花园尽处,一湖一亭。
喻和潋不喜奢靡,承王府虽位比太子府,但相比起其余两位王爷的府邸,承王府还是过于简朴了些。
不过好在,不论是喻和潋还是白望染,都是淡泊名利金钱之人。许是见过真正奢靡,反而打心底里,更向往着如今这般简雅。
白望染坐在亭边,望着眼前小湖之中几只乱窜的小鱼儿,不觉便出了神。
脸上的泪痕已是半干,而心里的委屈却还未散。白望染心里想说的那些话都尽数写在脸上,余锦与饮香只是站在一边,三人相对无言,却早已知透彼此的心思。
毕竟是从小便处在一块儿的主仆,余锦知道白望染的心境,这会儿最是又气又急,也不顾周围是否只有自己院子里的主仆三人,便怒道:“这算是个什么事儿?不是说,当时是殿下自己向圣上讨了圣旨,说要娶我们主子的么?如今娶到府里,却又这般让我们主子受委屈——我当前几月里的那些日子,殿下待我们主子是真的好,没想到如今竟然……”

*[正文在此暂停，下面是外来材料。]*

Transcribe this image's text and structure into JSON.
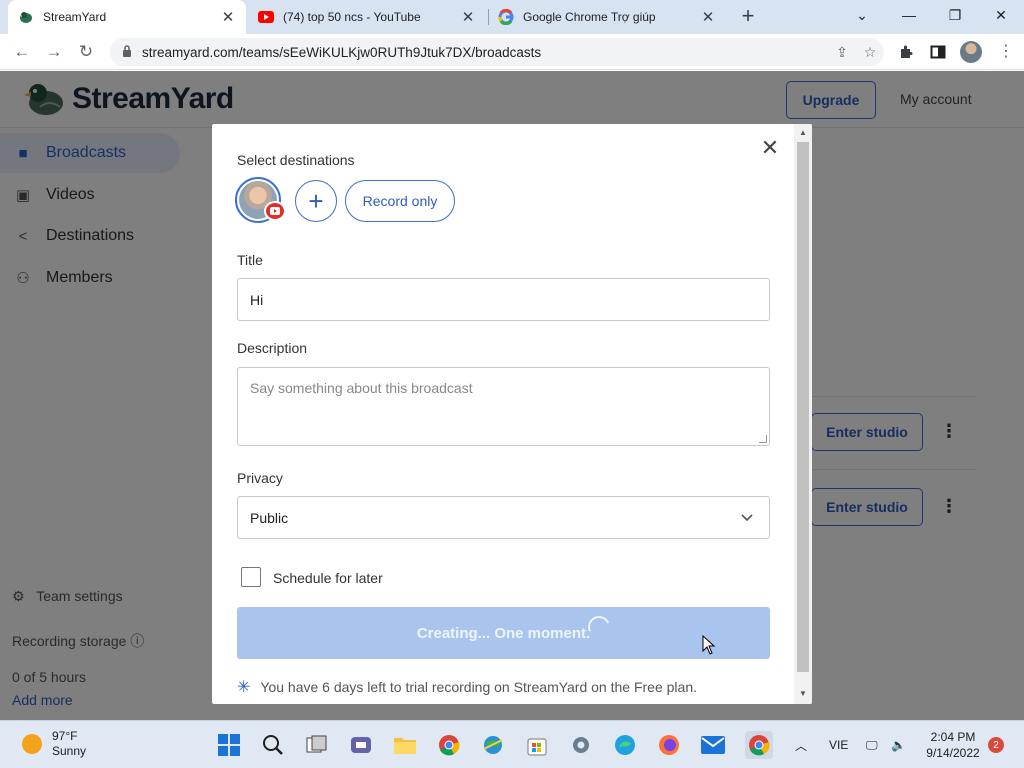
{
  "browser": {
    "tabs": [
      {
        "title": "StreamYard",
        "active": true
      },
      {
        "title": "(74) top 50 ncs - YouTube",
        "active": false
      },
      {
        "title": "Google Chrome Trợ giúp",
        "active": false
      }
    ],
    "url": "streamyard.com/teams/sEeWiKULKjw0RUTh9Jtuk7DX/broadcasts"
  },
  "header": {
    "logo_text": "StreamYard",
    "upgrade_label": "Upgrade",
    "account_label": "My account"
  },
  "sidebar": {
    "items": [
      {
        "label": "Broadcasts",
        "icon": "video-camera-icon",
        "active": true
      },
      {
        "label": "Videos",
        "icon": "video-library-icon",
        "active": false
      },
      {
        "label": "Destinations",
        "icon": "share-icon",
        "active": false
      },
      {
        "label": "Members",
        "icon": "people-icon",
        "active": false
      }
    ],
    "team_settings": "Team settings",
    "recording_storage": "Recording storage",
    "storage_used": "0 of 5 hours",
    "add_more": "Add more"
  },
  "broadcast_rows": [
    {
      "button": "Enter studio"
    },
    {
      "button": "Enter studio"
    }
  ],
  "modal": {
    "destinations_label": "Select destinations",
    "record_only_label": "Record only",
    "title_label": "Title",
    "title_value": "Hi",
    "description_label": "Description",
    "description_placeholder": "Say something about this broadcast",
    "privacy_label": "Privacy",
    "privacy_value": "Public",
    "schedule_label": "Schedule for later",
    "schedule_checked": false,
    "submit_label": "Creating... One moment.",
    "trial_notice": "You have 6 days left to trial recording on StreamYard on the Free plan."
  },
  "taskbar": {
    "weather_temp": "97°F",
    "weather_desc": "Sunny",
    "language": "VIE",
    "time": "2:04 PM",
    "date": "9/14/2022",
    "notification_count": "2"
  },
  "colors": {
    "accent": "#2d5cbf",
    "button_loading": "#a9c5ee",
    "youtube_red": "#e52d27"
  }
}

“余锦,你少说两句吧。”饮香对着余锦皱眉示意,又摇了摇头,但还是担心白望染被余锦这一激,心里该更是难受,便开口劝道:“主子,您别多想。您与承王殿下之间,许是有些误会,若说殿下是怎样的人,奴婢也算是看着他长大的,虽说不至于了解得有多透彻,但至少,还是知他脾性的。”

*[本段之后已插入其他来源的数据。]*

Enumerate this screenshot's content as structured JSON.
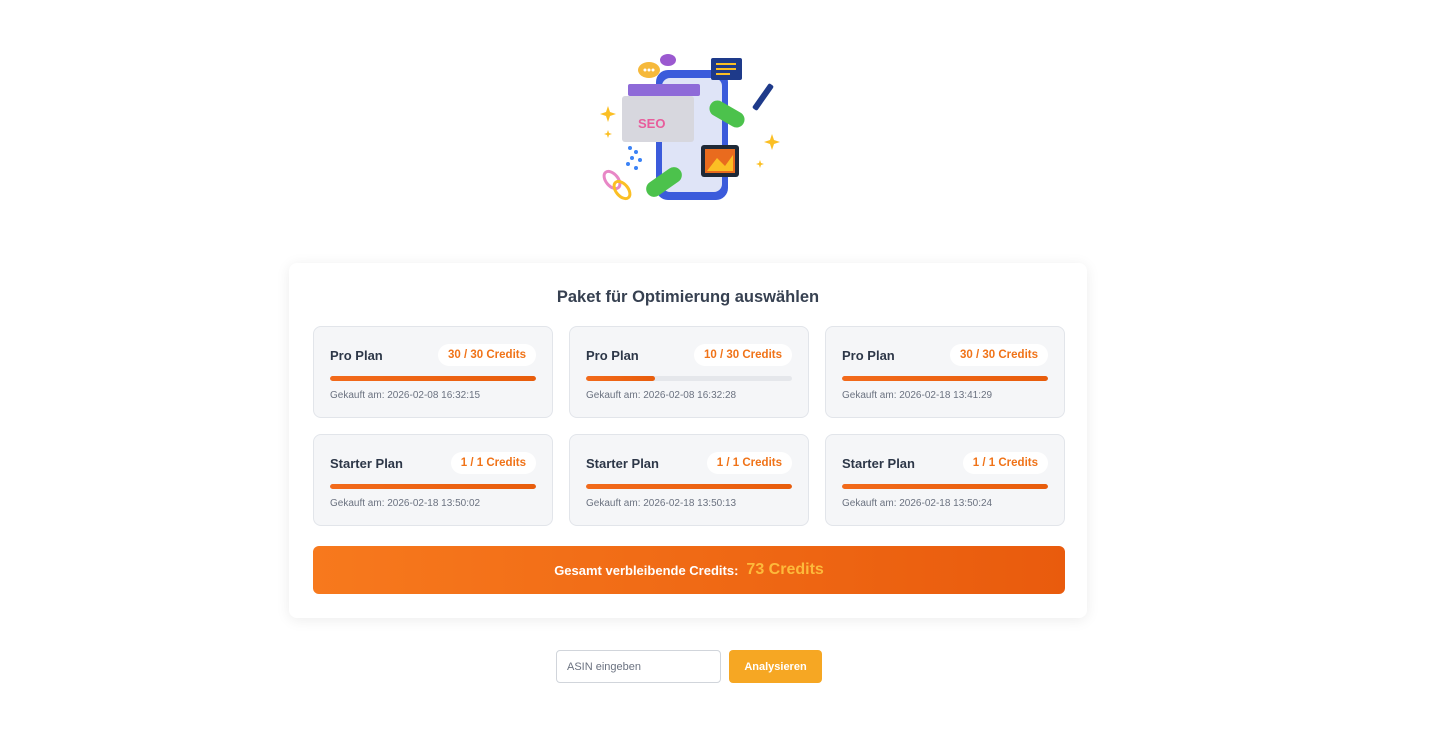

“脾性也是会变的!”余锦听了饮香的话,更是不服。“方才主子与殿下说话时,我听得真切、听得清楚,不论是殿下自己,还是我们主子,方才都说得明明白白,殿下娶我们主子,不就是为了躲那位安远郡主,做个样子么?他为着自己的私心,害了我们主子一辈子,不可饶恕!”
饮香连忙将食指竖在唇前,示意余锦噤声,而后压低了声音,窃窃道:“你纵是自己不想活了,主子还要在王府待一辈子。你这话若是被旁人听去,你让主子怎么办?快闭了嘴,别再说了。”
余锦毕竟还是个不懂事的姑娘,这时只顾着自己撒气,怎顾得上旁的那些有有无无:“听去便听去了,殿下待我们主子不好,难不成,我们做奴婢的,还不能替主子说两句话了?那什么安远郡主,她想做承王妃,便让她做好了,咱们主子才不稀罕这个身份位置,这满京城,有的是好公子要求娶我们主子呢!”
眼见余锦越说越离谱,越说越放肆,白望染也再听不下去,刚准备开口斥责,命余锦安分闭嘴,却已是阻拦不及。
“你这丫头,不盼着主子们好,还煽风点火。病从口入,祸从口出,你不知道吗?”
“是谁?!”三人皆未注意四周,忽得一男子的声音响起,饮香反应得快,便是一步上前护在白望染身前,余锦则扶着白望染站住,但也深知自己犯了错事,手正微微抖着。
这时,一人顺着小径,从灌木后走了出来。白望染定睛一看,心一紧——那人不是旁人,正是喻和潋身边的侍从不思。